Ketika cemuhan publik melukai hatinya, Gita selalu pulang memeluk neneknya. Di rumah bersahaja itu, sang nenek membisikkan penawar luka yang selalu jadi pegangan hidupnya.
"Yang penting halal. Enggak nyuri," kata dia saat ditemui di lokasi kerjanya.
Berharap pada Pintu Pabrik yang Tak Kunjung Terbuka
Sore nanti, saat matahari tenggelam di ufuk barat Jombang, Puja dan Gita akan kembali membedaki wajahnya, merapikan bajunya, dan melangkah menembus dinginnya malam.
Puja sebetulnya pernah bekerja menjaga stan minuman dengan gaji Rp750 ribu per bulan. Ia juga tak lelah memasukkan surat lamaran pekerjaan ke berbagai pabrik di Jombang.

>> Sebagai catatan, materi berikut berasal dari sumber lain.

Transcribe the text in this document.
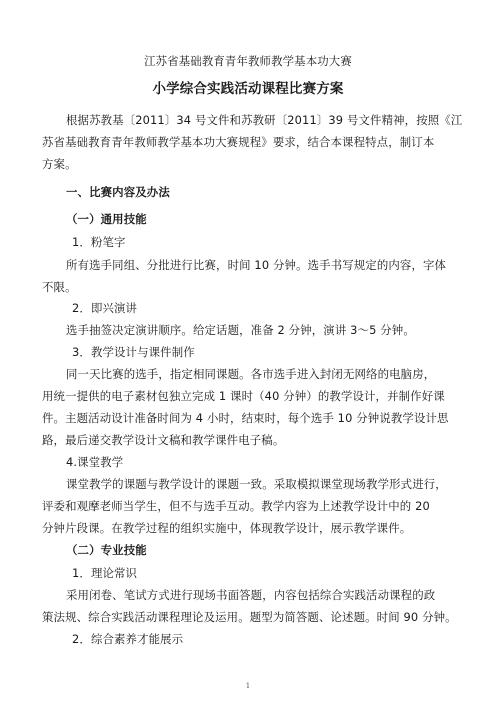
江苏省基础教育青年教师教学基本功大赛
小学综合实践活动课程比赛方案
根据苏教基〔2011〕34 号文件和苏教研〔2011〕39 号文件精神，按照《江
苏省基础教育青年教师教学基本功大赛规程》要求，结合本课程特点，制订本
方案。
一、比赛内容及办法
（一）通用技能
1．粉笔字
所有选手同组、分批进行比赛，时间 10 分钟。选手书写规定的内容，字体
不限。
2．即兴演讲
选手抽签决定演讲顺序。给定话题，准备 2 分钟，演讲 3～5 分钟。
3．教学设计与课件制作
同一天比赛的选手，指定相同课题。各市选手进入封闭无网络的电脑房，
用统一提供的电子素材包独立完成 1 课时（40 分钟）的教学设计，并制作好课
件。主题活动设计准备时间为 4 小时，结束时，每个选手 10 分钟说教学设计思
路，最后递交教学设计文稿和教学课件电子稿。
4.课堂教学
课堂教学的课题与教学设计的课题一致。采取模拟课堂现场教学形式进行，
评委和观摩老师当学生，但不与选手互动。教学内容为上述教学设计中的 20
分钟片段课。在教学过程的组织实施中，体现教学设计，展示教学课件。
（二）专业技能
1．理论常识
采用闭卷、笔试方式进行现场书面答题，内容包括综合实践活动课程的政
策法规、综合实践活动课程理论及运用。题型为简答题、论述题。时间 90 分钟。
2．综合素养才能展示
1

Namun hingga detik ini, belum ada satu pun panggilan datang memanggil nama Puja.
"Kalau ada kerja yang lebih baik ya mau. Tapi sudah ngelamar ke pabrik-pabrik, belum pernah dipanggil," ujar Puja.
Namun Puja menolak untuk menyerah pada takdir. Selama napas masih berhembus, selama jemarinya masih bisa memegang gayung dan mendorong gerobak, ia akan terus melangkah.
"Ya jalanin saja dulu yang ada, yang penting saya bisa kerja," tuturnya.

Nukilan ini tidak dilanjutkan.